Alphabet Soup shares LGBTQ+ Missourians’ stories through portraiture and personal narratives.
Aly Wright: I Have a distinct memory from when I was maybe three years old, carrying around a stuffed animal, and I remember telling my parents, “I'm his mommy,” and being corrected, “Um, well, no, you would be daddy,” and that just sat very wrong with me, but experiences like that were what shaped the world around me.
And so, the first real trans person that I saw in media who was being respected was Lana Wachowski. She had just come out, and she was on TV and was introducing Cloud Atlas and everybody treated her with respect. She was gorgeous. She was amazing.
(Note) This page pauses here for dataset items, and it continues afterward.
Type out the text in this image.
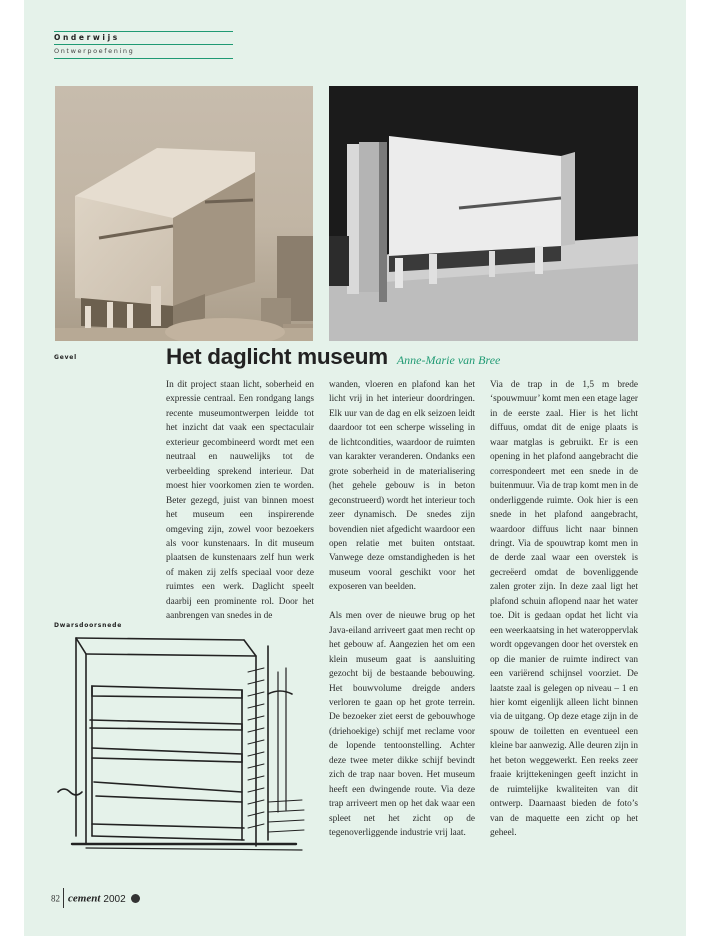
Onderwijs
Ontwerpoefening
Gevel	Het daglicht museum Anne-Marie van Bree

In dit project staan licht, soberheid en expressie centraal. Een rondgang langs recente museumontwerpen leidde tot het inzicht dat vaak een spectaculair exterieur gecombineerd wordt met een neutraal en nauwelijks tot de verbeelding sprekend interieur. Dat moest hier voorkomen zien te worden. Beter gezegd, juist van binnen moest het museum een inspirerende omgeving zijn, zowel voor bezoekers als voor kunstenaars. In dit museum plaatsen de kunstenaars zelf hun werk of maken zij zelfs speciaal voor deze ruimtes een werk. Daglicht speelt daarbij een prominente rol. Door het aanbrengen van snedes in de

wanden, vloeren en plafond kan het licht vrij in het interieur doordringen. Elk uur van de dag en elk seizoen leidt daardoor tot een scherpe wisseling in de lichtcondities, waardoor de ruimten van karakter veranderen. Ondanks een grote soberheid in de materialisering (het gehele gebouw is in beton geconstrueerd) wordt het interieur toch zeer dynamisch. De snedes zijn bovendien niet afgedicht waardoor een open relatie met buiten ontstaat. Vanwege deze omstandigheden is het museum vooral geschikt voor het exposeren van beelden.

Als men over de nieuwe brug op het Java-eiland arriveert gaat men recht op het gebouw af. Aangezien het om een klein museum gaat is aansluiting gezocht bij de bestaande bebouwing. Het bouwvolume dreigde anders verloren te gaan op het grote terrein. De bezoeker ziet eerst de gebouwhoge (driehoekige) schijf met reclame voor de lopende tentoonstelling. Achter deze twee meter dikke schijf bevindt zich de trap naar boven. Het museum heeft een dwingende route. Via deze trap arriveert men op het dak waar een spleet net het zicht op de tegenoverliggende industrie vrij laat.

Via de trap in de 1,5 m brede ‘spouwmuur’ komt men een etage lager in de eerste zaal. Hier is het licht diffuus, omdat dit de enige plaats is waar matglas is gebruikt. Er is een opening in het plafond aangebracht die correspondeert met een snede in de buitenmuur. Via de trap komt men in de onderliggende ruimte. Ook hier is een snede in het plafond aangebracht, waardoor diffuus licht naar binnen dringt. Via de spouwtrap komt men in de derde zaal waar een overstek is gecreëerd omdat de bovenliggende zalen groter zijn. In deze zaal ligt het plafond schuin aflopend naar het water toe. Dit is gedaan opdat het licht via een weerkaatsing in het wateroppervlak wordt opgevangen door het overstek en op die manier de ruimte indirect van een variërend schijnsel voorziet. De laatste zaal is gelegen op niveau – 1 en hier komt eigenlijk alleen licht binnen via de uitgang. Op deze etage zijn in de spouw de toiletten en eventueel een kleine bar aanwezig. Alle deuren zijn in het beton weggewerkt. Een reeks zeer fraaie krijttekeningen geeft inzicht in de ruimtelijke kwaliteiten van dit ontwerp. Daarnaast bieden de foto’s van de maquette een zicht op het geheel.

Dwarsdoorsnede
82 cement 2002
And so, it was the very first time that I saw anybody at all that could possibly have been a role model for me. And instantly, this dam burst – this just wash of feelings hit me, and I knew right then and there that if she could do it, I needed to try.
Kat Wright: After Allie and I started dating, she was the first person who was close to me who really dug in when I was like, “Haha, not like other girls was a phase I had.”
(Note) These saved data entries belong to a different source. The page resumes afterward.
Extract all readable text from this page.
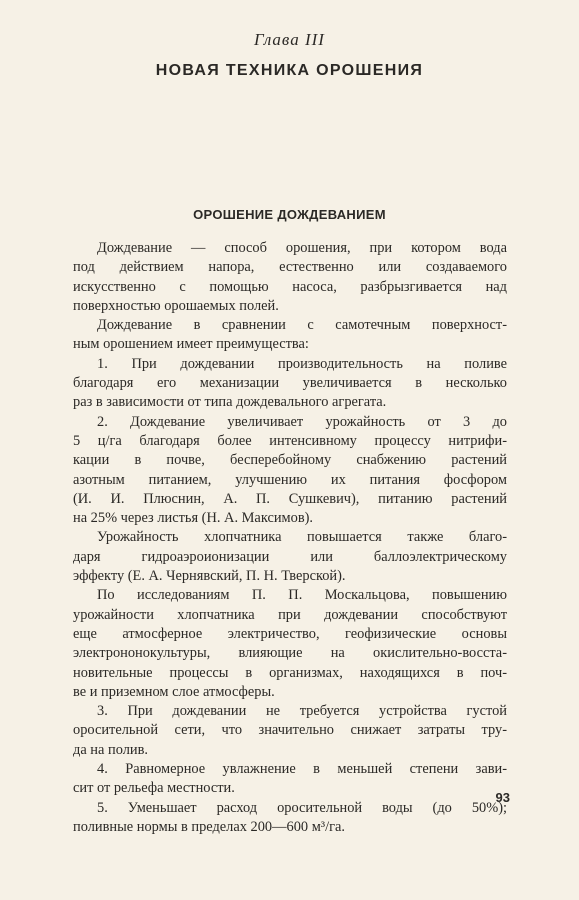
Глава III
НОВАЯ ТЕХНИКА ОРОШЕНИЯ
ОРОШЕНИЕ ДОЖДЕВАНИЕМ
Дождевание — способ орошения, при котором вода
под действием напора, естественно или создаваемого
искусственно с помощью насоса, разбрызгивается над
поверхностью орошаемых полей.
Дождевание в сравнении с самотечным поверхност-
ным орошением имеет преимущества:
1. При дождевании производительность на поливе
благодаря его механизации увеличивается в несколько
раз в зависимости от типа дождевального агрегата.
2. Дождевание увеличивает урожайность от 3 до
5 ц/га благодаря более интенсивному процессу нитрифи-
кации в почве, бесперебойному снабжению растений
азотным питанием, улучшению их питания фосфором
(И. И. Плюснин, А. П. Сушкевич), питанию растений
на 25% через листья (Н. А. Максимов).
Урожайность хлопчатника повышается также благо-
даря гидроаэроионизации или баллоэлектрическому
эффекту (Е. А. Чернявский, П. Н. Тверской).
По исследованиям П. П. Москальцова, повышению
урожайности хлопчатника при дождевании способствуют
еще атмосферное электричество, геофизические основы
электрононокультуры, влияющие на окислительно-восста-
новительные процессы в организмах, находящихся в поч-
ве и приземном слое атмосферы.
3. При дождевании не требуется устройства густой
оросительной сети, что значительно снижает затраты тру-
да на полив.
4. Равномерное увлажнение в меньшей степени зави-
сит от рельефа местности.
5. Уменьшает расход оросительной воды (до 50%);
поливные нормы в пределах 200—600 м³/га.
93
And she was like, “Interesting. Do you think that's because you were queer, or do you think there was anything else going on?”
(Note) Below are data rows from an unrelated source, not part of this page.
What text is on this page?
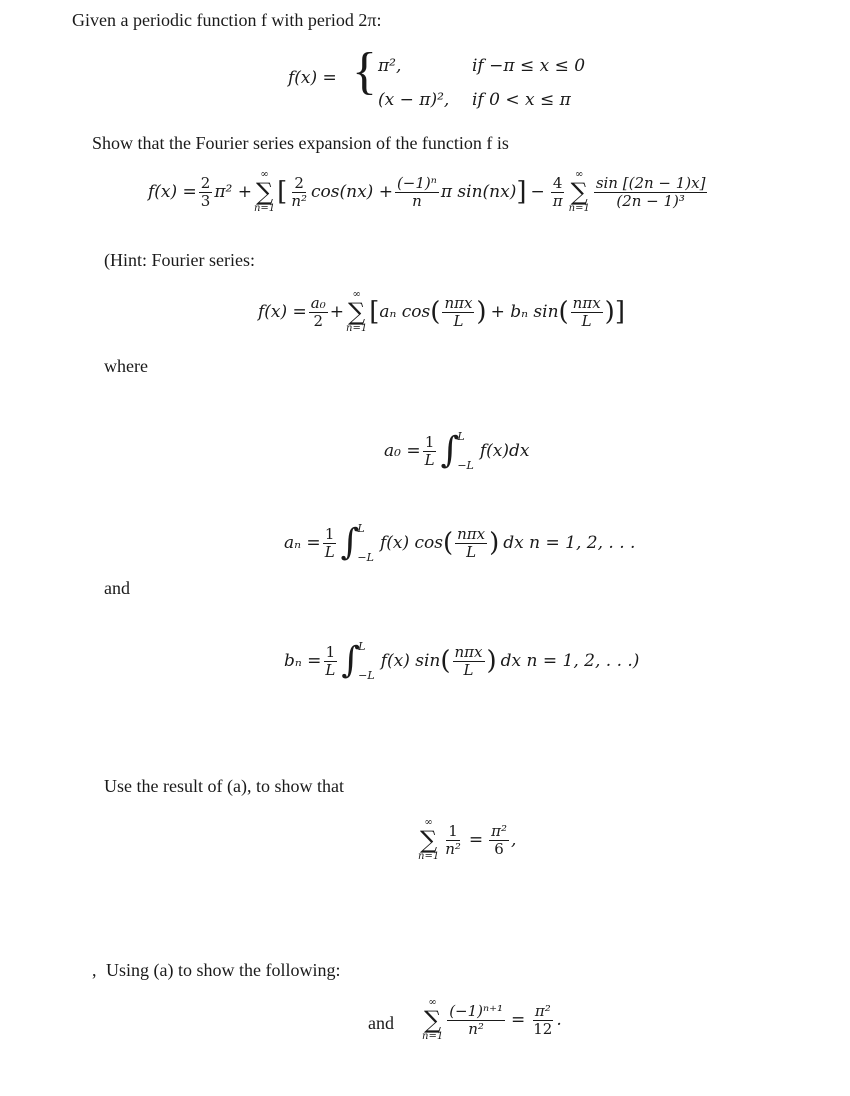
Given a periodic function f with period 2π:
f(x) = { π²,	if −π ≤ x ≤ 0
(x − π)², if 0 < x ≤ π
Show that the Fourier series expansion of the function f is
$f(x) = \frac{2}{3} \pi^2$ +
∞
∑
n=1
[ $\frac{2}{\text{n²}} \cos(nx) + \frac{\text{(−1)ⁿ}}{n}$ π sin(nx) ] − $\frac{4}{\pi}$
∞
∑
$n=1 \frac{\sin [(2n - 1)x]}{\text{(2n − 1)³}}$
(Hint: Fourier series:
$f(x) = \frac{\text{a₀}}{2}$ +
∞
∑
n=1
[ aₙ cos ( $\frac{\text{nπx}}{L}$ ) + bₙ sin ( $\frac{\text{nπx}}{L}$ ) ]
where
$a_0 = \frac{1}{L}$ ∫
L
−L
f(x)dx
$a_n = \frac{1}{L}$ ∫
L
−L
f(x) cos ( $\frac{\text{nπx}}{L}$ ) dx n = 1, 2, . . .
and
$b_n = \frac{1}{L}$ ∫
L
−L
f(x) sin ( $\frac{\text{nπx}}{L}$ ) dx n = 1, 2, . . .)
Use the result of (a), to show that
∞
∑
$n=1 \frac{1}{\text{n²}} = \frac{\text{π²}}{6}$ ,
, Using (a) to show the following:
and
∞
∑
$n=1 \frac{\text{(−1)ⁿ⁺¹}}{\text{n²}} = \frac{\text{π²}}{12}$ .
And I was like, “I don't know.”

“Roller derby helped me feel for the first time like I was in my own body, which was massive for me. I love Derby to this day just for that,” Aly Wright, who is a transgender woman, said. “I feel bad because my body—for all the progress that I've made and all the ways that I feel really good about it, especially compared to before I came out—sometimes I still feel really bad in my body. I look in the mirror, and it just does not match what my brain expects to see there. Or I get really sad because my body doesn't work the way most other women's bodies work. And not just that but, like, I'm exhausted at having had to think about this and deal with this my entire life. But especially most potently the last 10 years I've had to navigate the world with [this] trauma on my shoulders, these weights that I've been carrying. And so when that gets particularly exhausting, and I just start sobbing, Kat is always there to pick me up.”
And she's like, “Listen, okay, like, have you just sat and thought about it?”
And I was like, “Being a woman is hard, like, nobody likes it.”
And she's like, “Hmm, interesting, interesting take. It's okay if you're not cis also, like, there are a ton of options, maybe just think about them.”
And about a week later, Aly was back again, and I was like, “So, I've been thinking, and now I'm gonna cry because I'm having a gender crisis.”
Aly Wright: And I was like, “Okay, hon, yeah, absolutely, yeah,” like, “Let's have this gender crisis together. Let’s do it.”
Kat Wright: I was like, “I don't feel nonbinary enough” because I, when I get dressed up, I get dressed up feminine, and, like, I don't have these women experiences.
But what even is woman experiences? And also like, it just it doesn't feel, like, horribly wrong, but it doesn't feel innately right either, and like, I would rather be neither, or like, be able to switch between both, or like just be something else entirely.
And she was like, “That doesn't sound cis, babe. That doesn't sound super cis.”
Laughter
For me, it meant kind of casting off a lot of boxes and labels and being able to reject a lot of parts of womanhood that never felt like home to me.
Being able to embrace what I wanted, which was just to be a person first, and any kind of gender assigned to me by looking at me second.